Was die Kosten des vorliegenden Wiederaufnahmeentscheids betrifft, so sind bei Rückweisungsentscheiden die Verfahrenskosten so festzulegen, dass die Verfahrensbeteiligten insgesamt nicht schlechter gestellt sind, als wenn der richtige Entscheid von Anfang an getroffen worden wäre (Kaspar Plüss, Kommentar VRG, § 13 N. 68). Die Kosten des vorliegenden Wiederaufnahmeverfahrens sind deshalb auf die Gerichtskasse zu nehmen. Mangels Umtrieben sind für das Wiederaufnahmeverfahren keine Parteientschädigungen zuzusprechen.

5.  

Hinsichtlich der Rechtsmittelbelehrung ist darauf hinzuweisen, dass ein Rückweisungsentscheid nach der Rechtsprechung des Bundesgerichts einen Zwischenentscheid darstellt, der nur angefochten werden kann, wenn die Voraussetzungen von Art. 93 des Bundesgerichtsgesetzes vom 17. Juni 2005 (BGG) erfüllt sind (BGE 138 I 143, E. 1.2; 133 II 409 E. 1.2).

Demgemäss erkennt die Kammer:

1.    Das Verfahren VB.2022.00246 wird als Verfahren VB.2024.00239 wieder aufgenommen.

2.    In Gutheissung der Beschwerde werden der Entscheid des Baurekursgerichts des Kantons Zürich vom 11. März 2022 und der Beschluss der Bausektion der Stadt Zürich vom 28. April 2020 aufgehoben.

Die Sache wird zur neuen Beurteilung im Sinn der Erwägungen sowie zum Neuentscheid an die Bausektion der Stadt Zürich und zur Neuverlegung der Kosten- und Entschädigungsfolgen des Rekursverfahrens an das Baurekursgericht des Kantons Zürich zurückgewiesen.

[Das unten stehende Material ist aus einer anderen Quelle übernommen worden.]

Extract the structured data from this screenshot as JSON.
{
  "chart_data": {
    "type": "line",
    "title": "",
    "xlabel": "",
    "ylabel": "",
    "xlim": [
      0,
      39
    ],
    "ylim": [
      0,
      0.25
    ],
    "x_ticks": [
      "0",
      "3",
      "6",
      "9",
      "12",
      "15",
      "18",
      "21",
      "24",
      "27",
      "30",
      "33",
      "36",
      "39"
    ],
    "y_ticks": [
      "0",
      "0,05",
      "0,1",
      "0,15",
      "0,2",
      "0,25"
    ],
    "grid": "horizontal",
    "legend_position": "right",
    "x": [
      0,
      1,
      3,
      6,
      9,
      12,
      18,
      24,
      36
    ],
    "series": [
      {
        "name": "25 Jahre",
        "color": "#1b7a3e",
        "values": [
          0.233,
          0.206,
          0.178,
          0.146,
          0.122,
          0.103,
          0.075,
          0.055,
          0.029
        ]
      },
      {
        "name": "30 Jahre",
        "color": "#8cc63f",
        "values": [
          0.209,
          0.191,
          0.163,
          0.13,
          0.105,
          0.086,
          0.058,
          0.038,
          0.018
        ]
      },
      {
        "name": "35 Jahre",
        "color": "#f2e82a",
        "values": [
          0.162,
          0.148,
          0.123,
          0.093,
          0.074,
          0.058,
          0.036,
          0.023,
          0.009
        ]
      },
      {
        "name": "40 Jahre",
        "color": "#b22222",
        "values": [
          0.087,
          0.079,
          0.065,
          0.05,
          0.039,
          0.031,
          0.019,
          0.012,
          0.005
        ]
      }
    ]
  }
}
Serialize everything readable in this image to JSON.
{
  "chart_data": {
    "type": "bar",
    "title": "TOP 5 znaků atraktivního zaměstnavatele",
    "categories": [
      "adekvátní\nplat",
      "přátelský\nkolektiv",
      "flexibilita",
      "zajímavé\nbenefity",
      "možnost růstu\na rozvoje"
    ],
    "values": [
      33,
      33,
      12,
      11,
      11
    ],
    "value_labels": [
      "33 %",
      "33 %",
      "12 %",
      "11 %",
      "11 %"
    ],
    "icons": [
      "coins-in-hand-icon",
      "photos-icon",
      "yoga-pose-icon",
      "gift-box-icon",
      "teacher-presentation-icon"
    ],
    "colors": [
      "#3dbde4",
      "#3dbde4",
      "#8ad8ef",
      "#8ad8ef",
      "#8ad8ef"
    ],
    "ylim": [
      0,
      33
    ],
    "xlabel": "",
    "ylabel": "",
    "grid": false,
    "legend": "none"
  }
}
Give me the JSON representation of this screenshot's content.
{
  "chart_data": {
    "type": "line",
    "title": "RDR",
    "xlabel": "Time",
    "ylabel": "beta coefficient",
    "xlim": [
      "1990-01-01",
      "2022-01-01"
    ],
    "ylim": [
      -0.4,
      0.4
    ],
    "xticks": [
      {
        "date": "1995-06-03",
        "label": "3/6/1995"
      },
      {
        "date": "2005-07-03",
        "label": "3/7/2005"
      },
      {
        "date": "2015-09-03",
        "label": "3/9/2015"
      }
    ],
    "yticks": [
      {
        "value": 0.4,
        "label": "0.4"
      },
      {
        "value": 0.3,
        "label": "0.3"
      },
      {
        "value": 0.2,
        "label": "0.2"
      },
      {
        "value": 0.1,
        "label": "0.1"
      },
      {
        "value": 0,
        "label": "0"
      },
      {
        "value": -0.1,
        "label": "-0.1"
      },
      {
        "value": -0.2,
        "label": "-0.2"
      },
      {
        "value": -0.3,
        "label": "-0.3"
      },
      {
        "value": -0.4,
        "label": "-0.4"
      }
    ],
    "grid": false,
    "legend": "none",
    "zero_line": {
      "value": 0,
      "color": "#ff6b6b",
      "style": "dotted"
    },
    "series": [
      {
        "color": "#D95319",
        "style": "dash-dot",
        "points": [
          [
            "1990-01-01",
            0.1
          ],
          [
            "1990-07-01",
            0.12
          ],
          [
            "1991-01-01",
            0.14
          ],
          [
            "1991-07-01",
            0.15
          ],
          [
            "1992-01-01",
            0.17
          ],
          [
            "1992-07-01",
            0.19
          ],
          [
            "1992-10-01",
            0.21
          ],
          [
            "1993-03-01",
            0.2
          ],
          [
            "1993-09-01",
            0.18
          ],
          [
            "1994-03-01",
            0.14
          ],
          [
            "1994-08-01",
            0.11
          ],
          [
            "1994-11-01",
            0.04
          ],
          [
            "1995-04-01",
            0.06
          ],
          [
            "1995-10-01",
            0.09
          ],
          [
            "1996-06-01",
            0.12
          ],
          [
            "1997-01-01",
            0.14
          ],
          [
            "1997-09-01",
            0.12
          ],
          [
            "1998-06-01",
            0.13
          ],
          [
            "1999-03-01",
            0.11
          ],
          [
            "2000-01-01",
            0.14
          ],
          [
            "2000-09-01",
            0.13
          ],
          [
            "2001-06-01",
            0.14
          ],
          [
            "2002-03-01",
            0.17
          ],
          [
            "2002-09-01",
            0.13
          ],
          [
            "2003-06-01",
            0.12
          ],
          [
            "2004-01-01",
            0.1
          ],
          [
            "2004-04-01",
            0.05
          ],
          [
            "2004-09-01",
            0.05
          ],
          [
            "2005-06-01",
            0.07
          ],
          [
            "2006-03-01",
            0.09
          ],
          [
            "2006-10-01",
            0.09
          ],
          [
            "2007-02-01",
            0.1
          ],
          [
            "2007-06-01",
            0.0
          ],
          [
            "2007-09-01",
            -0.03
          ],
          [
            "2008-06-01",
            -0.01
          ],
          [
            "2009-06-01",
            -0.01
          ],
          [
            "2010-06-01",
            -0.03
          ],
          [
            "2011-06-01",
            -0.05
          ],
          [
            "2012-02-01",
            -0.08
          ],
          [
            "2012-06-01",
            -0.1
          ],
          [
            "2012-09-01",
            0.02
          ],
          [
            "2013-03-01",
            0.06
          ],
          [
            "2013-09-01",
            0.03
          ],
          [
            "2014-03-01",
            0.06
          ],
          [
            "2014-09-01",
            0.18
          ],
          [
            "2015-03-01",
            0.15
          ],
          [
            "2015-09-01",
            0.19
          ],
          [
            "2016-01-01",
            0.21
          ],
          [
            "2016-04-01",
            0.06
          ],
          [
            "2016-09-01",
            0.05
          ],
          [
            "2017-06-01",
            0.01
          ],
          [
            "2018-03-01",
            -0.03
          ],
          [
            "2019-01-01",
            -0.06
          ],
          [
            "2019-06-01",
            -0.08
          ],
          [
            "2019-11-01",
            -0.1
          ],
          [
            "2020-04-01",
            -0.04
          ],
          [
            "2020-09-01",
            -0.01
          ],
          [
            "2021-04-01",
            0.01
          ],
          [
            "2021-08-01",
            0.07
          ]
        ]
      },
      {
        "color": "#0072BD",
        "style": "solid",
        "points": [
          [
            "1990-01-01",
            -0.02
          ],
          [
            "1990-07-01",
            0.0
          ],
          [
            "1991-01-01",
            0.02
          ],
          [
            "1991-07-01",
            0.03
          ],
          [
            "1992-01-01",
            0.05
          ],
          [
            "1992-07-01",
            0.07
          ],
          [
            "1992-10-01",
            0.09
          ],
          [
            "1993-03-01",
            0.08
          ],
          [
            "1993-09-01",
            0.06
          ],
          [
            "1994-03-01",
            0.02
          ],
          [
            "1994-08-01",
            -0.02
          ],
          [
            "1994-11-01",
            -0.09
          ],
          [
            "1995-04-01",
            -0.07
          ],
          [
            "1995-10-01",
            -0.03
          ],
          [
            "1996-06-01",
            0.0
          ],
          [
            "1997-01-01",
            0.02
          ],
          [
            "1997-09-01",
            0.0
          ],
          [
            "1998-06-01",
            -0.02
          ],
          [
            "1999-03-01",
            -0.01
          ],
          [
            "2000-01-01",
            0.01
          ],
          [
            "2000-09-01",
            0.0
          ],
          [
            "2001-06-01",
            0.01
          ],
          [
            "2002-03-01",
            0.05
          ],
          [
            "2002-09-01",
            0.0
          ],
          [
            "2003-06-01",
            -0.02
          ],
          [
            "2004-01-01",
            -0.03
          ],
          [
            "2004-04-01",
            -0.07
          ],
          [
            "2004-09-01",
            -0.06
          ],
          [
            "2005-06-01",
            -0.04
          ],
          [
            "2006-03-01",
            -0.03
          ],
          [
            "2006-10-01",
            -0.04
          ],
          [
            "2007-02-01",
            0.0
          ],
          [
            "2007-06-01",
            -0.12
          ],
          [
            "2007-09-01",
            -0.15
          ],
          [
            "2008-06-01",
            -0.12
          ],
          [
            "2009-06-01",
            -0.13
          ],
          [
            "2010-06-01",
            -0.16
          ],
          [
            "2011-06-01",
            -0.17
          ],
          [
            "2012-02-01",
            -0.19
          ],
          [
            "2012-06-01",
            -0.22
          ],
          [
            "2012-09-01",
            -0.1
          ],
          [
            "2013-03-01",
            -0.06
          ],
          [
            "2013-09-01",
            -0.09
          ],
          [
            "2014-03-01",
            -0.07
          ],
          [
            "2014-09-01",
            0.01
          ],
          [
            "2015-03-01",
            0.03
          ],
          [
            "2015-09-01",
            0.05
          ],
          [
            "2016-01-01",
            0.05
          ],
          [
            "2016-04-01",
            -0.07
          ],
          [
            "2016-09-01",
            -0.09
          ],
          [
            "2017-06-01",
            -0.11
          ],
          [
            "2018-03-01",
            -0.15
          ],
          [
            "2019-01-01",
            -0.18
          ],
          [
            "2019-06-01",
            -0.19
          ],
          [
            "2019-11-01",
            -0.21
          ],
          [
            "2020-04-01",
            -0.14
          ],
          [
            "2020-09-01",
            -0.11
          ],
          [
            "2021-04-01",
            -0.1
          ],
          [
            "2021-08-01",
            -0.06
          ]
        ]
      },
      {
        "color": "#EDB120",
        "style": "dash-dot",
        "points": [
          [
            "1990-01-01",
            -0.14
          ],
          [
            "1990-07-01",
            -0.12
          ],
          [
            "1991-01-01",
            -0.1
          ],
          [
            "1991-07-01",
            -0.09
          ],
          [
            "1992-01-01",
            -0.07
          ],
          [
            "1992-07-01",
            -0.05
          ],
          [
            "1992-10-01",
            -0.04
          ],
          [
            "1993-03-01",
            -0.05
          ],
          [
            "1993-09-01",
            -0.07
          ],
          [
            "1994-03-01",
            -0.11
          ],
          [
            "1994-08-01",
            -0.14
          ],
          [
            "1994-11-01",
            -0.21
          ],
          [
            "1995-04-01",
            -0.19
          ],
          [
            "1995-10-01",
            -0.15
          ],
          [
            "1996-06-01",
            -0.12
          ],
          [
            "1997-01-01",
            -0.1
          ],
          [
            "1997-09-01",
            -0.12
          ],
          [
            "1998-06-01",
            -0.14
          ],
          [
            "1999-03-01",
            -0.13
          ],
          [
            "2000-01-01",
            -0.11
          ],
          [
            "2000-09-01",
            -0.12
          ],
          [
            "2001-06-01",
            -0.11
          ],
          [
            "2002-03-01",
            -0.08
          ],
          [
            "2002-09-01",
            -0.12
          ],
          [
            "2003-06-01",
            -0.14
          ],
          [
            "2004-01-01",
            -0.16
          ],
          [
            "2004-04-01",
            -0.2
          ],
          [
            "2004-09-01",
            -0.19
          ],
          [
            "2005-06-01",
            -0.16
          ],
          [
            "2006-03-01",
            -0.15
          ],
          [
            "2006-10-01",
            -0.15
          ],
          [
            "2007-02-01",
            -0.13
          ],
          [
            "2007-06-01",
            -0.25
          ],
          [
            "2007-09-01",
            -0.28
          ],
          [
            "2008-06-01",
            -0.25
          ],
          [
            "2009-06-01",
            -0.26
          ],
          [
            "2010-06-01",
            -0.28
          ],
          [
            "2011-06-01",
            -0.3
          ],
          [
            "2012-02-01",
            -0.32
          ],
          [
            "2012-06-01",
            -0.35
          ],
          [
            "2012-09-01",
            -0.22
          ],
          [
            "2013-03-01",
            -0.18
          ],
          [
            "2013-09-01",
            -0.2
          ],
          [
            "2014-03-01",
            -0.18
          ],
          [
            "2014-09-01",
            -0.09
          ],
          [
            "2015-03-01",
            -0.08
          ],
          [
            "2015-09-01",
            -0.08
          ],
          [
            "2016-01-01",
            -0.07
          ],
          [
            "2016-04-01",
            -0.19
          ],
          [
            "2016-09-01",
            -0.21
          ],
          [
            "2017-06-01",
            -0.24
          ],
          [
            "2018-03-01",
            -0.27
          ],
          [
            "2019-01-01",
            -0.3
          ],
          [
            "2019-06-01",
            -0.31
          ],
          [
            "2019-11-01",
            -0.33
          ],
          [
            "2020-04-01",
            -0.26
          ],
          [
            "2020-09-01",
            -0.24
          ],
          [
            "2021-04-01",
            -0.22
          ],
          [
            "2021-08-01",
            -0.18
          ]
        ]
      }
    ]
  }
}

3.    Die Kosten des Beschwerdeverfahrens in der Höhe von Fr. 4'180.- werden je zur Hälfte den Beschwerdegegnerinnen auferlegt.

4.    Die Beschwerdegegnerinnen werden je hälftig verpflichtet, den Beschwerdeführenden für das Beschwerdeverfahren eine Parteientschädigung von insgesamt Fr. 3'000.- zu bezahlen, zahlbar innert 30 Tagen ab Rechtskraft dieses Urteils.

5.    Die Gerichtsgebühr für das Wiederaufnahmeverfahren wird festgesetzt auf Fr.    500.--;    die übrigen Kosten betragen: Fr.    105.--     Zustellkosten, Fr.    605.--     Total der Kosten.

6.    Die Kosten des Wiederaufnahmeverfahrens werden auf die Gerichtskasse genommen.

7.    Für das Wiederaufnahmeverfahren werden keine Parteientschädigungen zugesprochen.

8.    Gegen dieses Urteil kann Beschwerde in öffentlich-rechtlichen Angelegenheiten nach Art. 82 ff. des Bundesgerichtsgesetzes erhoben werden. Die Beschwerde ist innert 30 Tagen, von der Zustellung an gerechnet, beim Bundesgericht, 1000 Lausanne 14, einzureichen.

9.    Mitteilung an: a)    die Parteien; b)    das Baurekursgericht;

       c)    das Bundesamt für Kultur.